The Strandbeests are heading to Chicago! From February 6 until March 1 they will be on view at the Chicago Cultural Center, before traveling to San Francisco’s Exploratorium. ‘Strandbeest: The Dream Machines’ of Theo Jansen celebrates these wholly unique kinetic creations that blur the lines between art, science and storytelling. Working along the Dutch seacoast, Jansen has spent the last 25 years developing and evolving his Strandbeests, which today have become a global phenomena. Their inherently interdisciplinary nature attracts enthusiasts from a broad array of disciplines: from engineers, biologists and philosophers, to environmentalists, futurists and makers.
February 5, 7-9 PM | Opening reception with the artist
February 6, noon – 4 PM | STEAM family day
February 7, 1-3 PM | Theo Jansen & Lawrence Weschler Discussion
As the wind rises on Scheveningen Beach in the Netherlands, Jansen’s Strandbeests spring to life. Pistons, crankshafts and complex leg systems – all rendered from humble PVC tubing and zip ties – begin their symphonic movement across the seaside expanse. Drawn to the hauntingly elegant locomotion, crowds gather to watch Jansen tend his Strandbeests and share in his wonder as the creatures animate with every breath of wind.
With a singular focus and sense of play, Jansen has developed his Strandbeests from rudimentary structures into intricate, autonomous creatures that can respond to environmental changes by storing wind power, anchoring against oncoming storms and tacking away from the water’s edge. Originally inspired by the threat of rising sea levels, Jansen imagined a mechanical creature that could pile sand back up on the dunes. As time went on, Jansen became more fascinated with exploring ideas around the origins of life.
An annual rhythm structures the Strandbeests’ life cycle. Innovations are imagined and explored in the studio in winter, then tested and adapted on the beach in summer. Each new species of Strandbeest boasts new tactics and adaptations for their seaside survival. By fall, the creatures have outlived their evolutionary use and become part of Jansen’s fossil record. Like evolution itself, this process is ruthless, searching and unending.

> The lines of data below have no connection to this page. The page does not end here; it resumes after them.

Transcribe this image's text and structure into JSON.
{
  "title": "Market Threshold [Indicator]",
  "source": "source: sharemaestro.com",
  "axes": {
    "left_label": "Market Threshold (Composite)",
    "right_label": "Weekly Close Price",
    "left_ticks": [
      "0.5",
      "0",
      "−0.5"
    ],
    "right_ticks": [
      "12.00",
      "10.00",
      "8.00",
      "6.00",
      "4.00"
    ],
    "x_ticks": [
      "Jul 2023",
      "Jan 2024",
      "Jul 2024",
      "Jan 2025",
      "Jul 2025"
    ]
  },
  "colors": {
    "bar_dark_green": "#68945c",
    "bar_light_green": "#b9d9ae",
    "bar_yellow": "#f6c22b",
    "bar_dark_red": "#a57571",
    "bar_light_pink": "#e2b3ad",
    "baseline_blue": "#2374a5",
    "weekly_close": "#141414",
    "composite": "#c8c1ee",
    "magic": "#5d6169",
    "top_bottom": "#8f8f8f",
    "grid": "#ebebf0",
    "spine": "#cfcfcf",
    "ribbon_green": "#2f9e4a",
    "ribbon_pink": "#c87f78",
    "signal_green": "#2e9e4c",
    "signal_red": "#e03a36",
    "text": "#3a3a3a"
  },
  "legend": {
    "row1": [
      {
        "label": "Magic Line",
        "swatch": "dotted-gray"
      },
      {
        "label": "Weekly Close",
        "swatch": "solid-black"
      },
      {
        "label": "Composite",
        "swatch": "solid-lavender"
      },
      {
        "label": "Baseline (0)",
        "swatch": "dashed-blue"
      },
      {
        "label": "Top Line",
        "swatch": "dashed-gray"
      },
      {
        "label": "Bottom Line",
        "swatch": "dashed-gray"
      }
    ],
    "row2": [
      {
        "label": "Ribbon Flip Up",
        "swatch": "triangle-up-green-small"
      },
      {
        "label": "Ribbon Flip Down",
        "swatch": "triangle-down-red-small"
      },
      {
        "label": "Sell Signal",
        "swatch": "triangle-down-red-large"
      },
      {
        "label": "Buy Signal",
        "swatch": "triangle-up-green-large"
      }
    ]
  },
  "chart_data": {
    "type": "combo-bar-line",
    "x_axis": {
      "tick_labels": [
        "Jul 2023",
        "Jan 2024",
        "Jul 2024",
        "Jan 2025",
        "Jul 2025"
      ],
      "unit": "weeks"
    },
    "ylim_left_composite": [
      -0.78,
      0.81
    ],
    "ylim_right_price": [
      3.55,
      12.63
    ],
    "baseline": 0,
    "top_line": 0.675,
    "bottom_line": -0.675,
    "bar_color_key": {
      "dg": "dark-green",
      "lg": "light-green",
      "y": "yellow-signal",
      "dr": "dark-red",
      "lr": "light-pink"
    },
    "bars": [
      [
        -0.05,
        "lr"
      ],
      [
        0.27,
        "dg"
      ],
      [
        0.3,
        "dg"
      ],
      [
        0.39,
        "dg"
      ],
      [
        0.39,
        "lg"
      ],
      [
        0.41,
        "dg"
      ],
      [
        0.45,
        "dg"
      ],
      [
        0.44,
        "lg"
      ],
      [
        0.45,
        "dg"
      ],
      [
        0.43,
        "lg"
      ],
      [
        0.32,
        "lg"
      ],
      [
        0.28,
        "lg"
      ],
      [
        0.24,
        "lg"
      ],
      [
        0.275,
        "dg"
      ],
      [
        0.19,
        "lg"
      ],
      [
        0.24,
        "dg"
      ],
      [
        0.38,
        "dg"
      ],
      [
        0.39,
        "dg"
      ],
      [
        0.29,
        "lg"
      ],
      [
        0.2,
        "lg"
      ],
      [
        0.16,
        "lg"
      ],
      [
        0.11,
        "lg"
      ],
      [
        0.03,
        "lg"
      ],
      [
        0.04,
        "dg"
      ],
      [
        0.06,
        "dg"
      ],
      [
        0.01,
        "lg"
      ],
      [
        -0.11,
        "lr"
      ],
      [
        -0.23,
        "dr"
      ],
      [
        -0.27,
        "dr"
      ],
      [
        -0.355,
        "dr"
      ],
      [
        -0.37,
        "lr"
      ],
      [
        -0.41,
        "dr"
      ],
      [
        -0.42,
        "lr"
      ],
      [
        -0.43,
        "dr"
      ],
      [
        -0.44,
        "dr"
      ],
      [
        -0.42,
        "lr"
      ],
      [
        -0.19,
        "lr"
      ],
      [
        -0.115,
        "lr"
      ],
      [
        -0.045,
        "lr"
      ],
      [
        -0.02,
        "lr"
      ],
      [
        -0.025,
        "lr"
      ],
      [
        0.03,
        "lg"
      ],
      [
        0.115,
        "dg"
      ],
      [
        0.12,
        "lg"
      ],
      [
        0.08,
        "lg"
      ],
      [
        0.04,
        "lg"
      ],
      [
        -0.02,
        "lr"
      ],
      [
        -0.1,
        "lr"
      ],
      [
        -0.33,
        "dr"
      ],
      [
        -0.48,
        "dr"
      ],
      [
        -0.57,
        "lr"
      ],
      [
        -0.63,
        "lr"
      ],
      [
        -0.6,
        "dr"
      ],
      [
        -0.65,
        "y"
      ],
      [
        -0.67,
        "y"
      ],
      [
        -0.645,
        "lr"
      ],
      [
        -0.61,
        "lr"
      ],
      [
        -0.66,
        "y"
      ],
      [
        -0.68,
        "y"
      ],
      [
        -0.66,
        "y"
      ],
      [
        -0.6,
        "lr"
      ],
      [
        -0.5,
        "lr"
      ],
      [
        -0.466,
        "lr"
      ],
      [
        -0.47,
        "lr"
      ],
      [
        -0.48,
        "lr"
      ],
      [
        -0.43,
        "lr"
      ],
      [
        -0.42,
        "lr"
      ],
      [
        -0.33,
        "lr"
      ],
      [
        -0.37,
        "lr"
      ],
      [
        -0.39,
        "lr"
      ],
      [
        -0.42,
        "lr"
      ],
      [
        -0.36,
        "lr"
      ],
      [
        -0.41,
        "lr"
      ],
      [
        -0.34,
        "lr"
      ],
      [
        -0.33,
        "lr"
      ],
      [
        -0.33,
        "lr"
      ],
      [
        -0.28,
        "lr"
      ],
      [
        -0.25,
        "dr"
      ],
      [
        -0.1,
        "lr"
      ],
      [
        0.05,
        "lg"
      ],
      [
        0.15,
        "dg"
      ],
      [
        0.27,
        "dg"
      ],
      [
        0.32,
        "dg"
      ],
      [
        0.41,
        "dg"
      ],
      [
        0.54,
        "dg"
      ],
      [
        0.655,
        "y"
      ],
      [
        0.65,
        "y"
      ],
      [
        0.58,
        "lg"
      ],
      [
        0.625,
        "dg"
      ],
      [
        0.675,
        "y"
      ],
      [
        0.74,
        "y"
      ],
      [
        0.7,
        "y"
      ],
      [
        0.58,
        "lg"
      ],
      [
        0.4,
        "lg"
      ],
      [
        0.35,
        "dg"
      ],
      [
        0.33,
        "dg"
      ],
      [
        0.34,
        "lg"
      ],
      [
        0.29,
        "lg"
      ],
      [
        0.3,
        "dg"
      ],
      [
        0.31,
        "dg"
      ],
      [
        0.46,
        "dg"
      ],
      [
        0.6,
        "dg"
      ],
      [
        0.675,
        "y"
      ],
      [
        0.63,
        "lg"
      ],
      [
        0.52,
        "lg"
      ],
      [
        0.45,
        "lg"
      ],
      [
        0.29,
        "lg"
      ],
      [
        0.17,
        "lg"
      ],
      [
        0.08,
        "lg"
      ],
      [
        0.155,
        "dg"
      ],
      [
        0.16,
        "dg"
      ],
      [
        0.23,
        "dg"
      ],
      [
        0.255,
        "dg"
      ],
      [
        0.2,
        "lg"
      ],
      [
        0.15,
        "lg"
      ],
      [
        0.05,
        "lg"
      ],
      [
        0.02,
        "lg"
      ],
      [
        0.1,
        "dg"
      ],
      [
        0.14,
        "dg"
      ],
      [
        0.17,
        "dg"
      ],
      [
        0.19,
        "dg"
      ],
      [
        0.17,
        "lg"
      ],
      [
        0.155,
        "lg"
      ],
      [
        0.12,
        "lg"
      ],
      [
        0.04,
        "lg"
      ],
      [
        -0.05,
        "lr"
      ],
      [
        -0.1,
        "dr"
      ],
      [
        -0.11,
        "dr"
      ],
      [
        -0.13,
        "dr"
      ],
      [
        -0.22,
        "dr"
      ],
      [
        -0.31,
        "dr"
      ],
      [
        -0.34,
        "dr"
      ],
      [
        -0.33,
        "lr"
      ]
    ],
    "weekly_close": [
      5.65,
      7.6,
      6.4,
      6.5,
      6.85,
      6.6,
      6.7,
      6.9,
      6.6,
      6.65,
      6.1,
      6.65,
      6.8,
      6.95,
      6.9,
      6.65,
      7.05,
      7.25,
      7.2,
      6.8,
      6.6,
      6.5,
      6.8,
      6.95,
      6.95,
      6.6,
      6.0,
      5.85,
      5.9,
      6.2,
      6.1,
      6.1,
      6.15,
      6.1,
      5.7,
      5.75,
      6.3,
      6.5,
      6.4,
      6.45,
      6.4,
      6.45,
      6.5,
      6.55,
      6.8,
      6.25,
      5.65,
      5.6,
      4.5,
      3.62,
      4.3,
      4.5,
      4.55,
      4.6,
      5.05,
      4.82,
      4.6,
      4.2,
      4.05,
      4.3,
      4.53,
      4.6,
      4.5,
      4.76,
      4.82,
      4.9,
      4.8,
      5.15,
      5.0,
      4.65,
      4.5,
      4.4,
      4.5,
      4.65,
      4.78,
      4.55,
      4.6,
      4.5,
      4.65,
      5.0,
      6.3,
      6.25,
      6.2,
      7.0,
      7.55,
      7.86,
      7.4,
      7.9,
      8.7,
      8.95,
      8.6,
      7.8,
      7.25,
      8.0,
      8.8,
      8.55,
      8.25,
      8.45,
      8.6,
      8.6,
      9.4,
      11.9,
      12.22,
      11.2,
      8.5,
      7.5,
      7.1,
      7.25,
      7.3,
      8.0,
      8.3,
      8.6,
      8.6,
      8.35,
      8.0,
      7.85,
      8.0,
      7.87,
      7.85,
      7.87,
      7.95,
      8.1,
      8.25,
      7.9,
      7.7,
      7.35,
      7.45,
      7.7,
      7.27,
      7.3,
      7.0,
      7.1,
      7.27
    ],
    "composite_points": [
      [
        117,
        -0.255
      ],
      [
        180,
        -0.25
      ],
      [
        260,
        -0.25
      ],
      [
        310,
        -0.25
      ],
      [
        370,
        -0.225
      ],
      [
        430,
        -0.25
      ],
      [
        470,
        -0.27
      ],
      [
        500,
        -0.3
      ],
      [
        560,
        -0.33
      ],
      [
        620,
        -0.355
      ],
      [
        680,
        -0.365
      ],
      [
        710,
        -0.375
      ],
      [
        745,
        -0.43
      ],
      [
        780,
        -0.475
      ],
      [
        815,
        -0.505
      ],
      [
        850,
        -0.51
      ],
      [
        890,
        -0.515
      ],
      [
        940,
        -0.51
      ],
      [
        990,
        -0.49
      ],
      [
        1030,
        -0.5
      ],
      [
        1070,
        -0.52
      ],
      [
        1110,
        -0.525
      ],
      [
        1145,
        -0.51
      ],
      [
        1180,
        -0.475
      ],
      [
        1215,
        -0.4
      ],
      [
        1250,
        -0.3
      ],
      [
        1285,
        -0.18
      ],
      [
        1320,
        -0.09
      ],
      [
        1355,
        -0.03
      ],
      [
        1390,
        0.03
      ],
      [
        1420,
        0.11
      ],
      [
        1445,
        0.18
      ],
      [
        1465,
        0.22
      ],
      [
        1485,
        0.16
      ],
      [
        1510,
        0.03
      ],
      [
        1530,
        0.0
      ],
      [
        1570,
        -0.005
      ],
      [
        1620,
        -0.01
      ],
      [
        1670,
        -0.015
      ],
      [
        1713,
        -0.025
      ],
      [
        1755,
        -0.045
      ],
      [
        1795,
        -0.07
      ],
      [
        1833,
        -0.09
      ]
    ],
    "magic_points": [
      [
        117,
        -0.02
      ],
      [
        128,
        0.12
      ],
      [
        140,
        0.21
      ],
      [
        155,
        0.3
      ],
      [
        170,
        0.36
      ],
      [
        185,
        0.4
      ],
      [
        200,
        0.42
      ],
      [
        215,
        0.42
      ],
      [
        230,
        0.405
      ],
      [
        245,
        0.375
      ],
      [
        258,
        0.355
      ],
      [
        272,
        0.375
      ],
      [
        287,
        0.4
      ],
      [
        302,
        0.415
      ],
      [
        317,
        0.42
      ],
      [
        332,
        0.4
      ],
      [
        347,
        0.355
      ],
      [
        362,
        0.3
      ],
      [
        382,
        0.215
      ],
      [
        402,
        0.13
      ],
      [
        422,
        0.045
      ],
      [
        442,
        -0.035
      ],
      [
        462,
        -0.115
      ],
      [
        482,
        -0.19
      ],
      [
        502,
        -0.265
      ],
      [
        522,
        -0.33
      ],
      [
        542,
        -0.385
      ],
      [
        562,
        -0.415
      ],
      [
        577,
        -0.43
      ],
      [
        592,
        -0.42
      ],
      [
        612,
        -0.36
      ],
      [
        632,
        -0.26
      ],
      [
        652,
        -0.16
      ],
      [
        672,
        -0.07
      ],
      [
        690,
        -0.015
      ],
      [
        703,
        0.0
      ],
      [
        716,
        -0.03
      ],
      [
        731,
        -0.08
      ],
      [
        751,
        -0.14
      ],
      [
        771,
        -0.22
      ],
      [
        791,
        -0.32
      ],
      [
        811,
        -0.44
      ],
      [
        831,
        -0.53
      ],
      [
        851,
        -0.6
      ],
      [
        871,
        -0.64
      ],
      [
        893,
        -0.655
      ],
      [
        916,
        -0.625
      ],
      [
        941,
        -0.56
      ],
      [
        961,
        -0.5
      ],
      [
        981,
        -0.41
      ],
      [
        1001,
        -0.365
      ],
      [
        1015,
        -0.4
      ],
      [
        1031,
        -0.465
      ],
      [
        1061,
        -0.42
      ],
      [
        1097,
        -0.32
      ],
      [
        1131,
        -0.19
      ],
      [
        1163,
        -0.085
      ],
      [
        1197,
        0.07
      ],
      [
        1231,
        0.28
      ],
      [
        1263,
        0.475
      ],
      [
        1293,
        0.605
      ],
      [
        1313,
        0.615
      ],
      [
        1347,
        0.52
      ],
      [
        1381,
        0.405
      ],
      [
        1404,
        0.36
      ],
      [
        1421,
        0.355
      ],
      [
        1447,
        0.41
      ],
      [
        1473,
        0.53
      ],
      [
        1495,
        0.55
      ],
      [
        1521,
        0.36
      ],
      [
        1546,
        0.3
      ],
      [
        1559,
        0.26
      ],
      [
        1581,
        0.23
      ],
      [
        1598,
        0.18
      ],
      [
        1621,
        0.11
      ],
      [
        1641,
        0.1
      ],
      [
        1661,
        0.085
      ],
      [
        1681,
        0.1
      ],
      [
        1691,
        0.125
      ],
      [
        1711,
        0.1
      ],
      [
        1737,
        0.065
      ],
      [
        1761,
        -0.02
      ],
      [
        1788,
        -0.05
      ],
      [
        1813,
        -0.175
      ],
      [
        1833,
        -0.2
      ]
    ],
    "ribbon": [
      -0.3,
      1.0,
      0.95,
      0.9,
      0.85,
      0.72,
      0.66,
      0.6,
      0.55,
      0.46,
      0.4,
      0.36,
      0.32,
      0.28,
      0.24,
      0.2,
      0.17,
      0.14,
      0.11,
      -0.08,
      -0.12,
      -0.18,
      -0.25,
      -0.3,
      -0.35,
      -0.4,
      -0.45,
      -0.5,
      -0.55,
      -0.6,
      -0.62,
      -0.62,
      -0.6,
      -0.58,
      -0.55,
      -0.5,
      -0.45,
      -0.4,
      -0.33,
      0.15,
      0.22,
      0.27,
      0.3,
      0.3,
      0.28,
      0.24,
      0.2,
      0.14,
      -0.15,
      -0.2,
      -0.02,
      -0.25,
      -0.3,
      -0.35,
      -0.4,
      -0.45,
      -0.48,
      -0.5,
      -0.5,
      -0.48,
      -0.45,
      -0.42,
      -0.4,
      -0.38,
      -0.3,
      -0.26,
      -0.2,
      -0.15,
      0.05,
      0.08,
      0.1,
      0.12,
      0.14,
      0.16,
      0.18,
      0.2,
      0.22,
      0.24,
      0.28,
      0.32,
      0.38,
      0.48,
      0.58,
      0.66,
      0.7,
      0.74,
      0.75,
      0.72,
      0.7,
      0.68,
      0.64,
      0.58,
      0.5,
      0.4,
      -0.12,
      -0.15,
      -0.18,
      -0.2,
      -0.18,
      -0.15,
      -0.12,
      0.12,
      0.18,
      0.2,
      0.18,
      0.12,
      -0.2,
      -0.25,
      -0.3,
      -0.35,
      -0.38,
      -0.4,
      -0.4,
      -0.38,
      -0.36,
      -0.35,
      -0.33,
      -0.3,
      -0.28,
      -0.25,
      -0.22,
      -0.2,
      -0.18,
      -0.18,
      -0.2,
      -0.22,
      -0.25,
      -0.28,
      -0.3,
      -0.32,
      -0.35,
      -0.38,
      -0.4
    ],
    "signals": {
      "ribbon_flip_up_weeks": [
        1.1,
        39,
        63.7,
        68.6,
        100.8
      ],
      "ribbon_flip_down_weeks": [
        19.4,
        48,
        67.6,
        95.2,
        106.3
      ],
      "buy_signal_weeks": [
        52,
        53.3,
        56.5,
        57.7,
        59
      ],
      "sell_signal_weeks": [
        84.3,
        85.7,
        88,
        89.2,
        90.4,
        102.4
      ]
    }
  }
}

The artist first came to prominence in 1980 when he flew a “UFO” across the skies of Delft, Holland. For the past 20 years Jansen has been creating and exhibiting his dramatic Strandbeests. He has appeared on multiple TED Talks, been the subject of a profile in The New Yorker and shown his work in Asia, Europe and now the United States. A trained physicist, Jansen’s Strandbeests bridge the gap between art and engineering, attracting a broad array of followers: from engineers, biologists and philosophers, to environmentalists, writers and makers.
“Normally evolution has millions of years to take place but I may only have another 20 years to work,” said Jansen. “I am always dreaming about the future of the Strandbeests. By the time I leave the planet, I want to leave a new species for you.”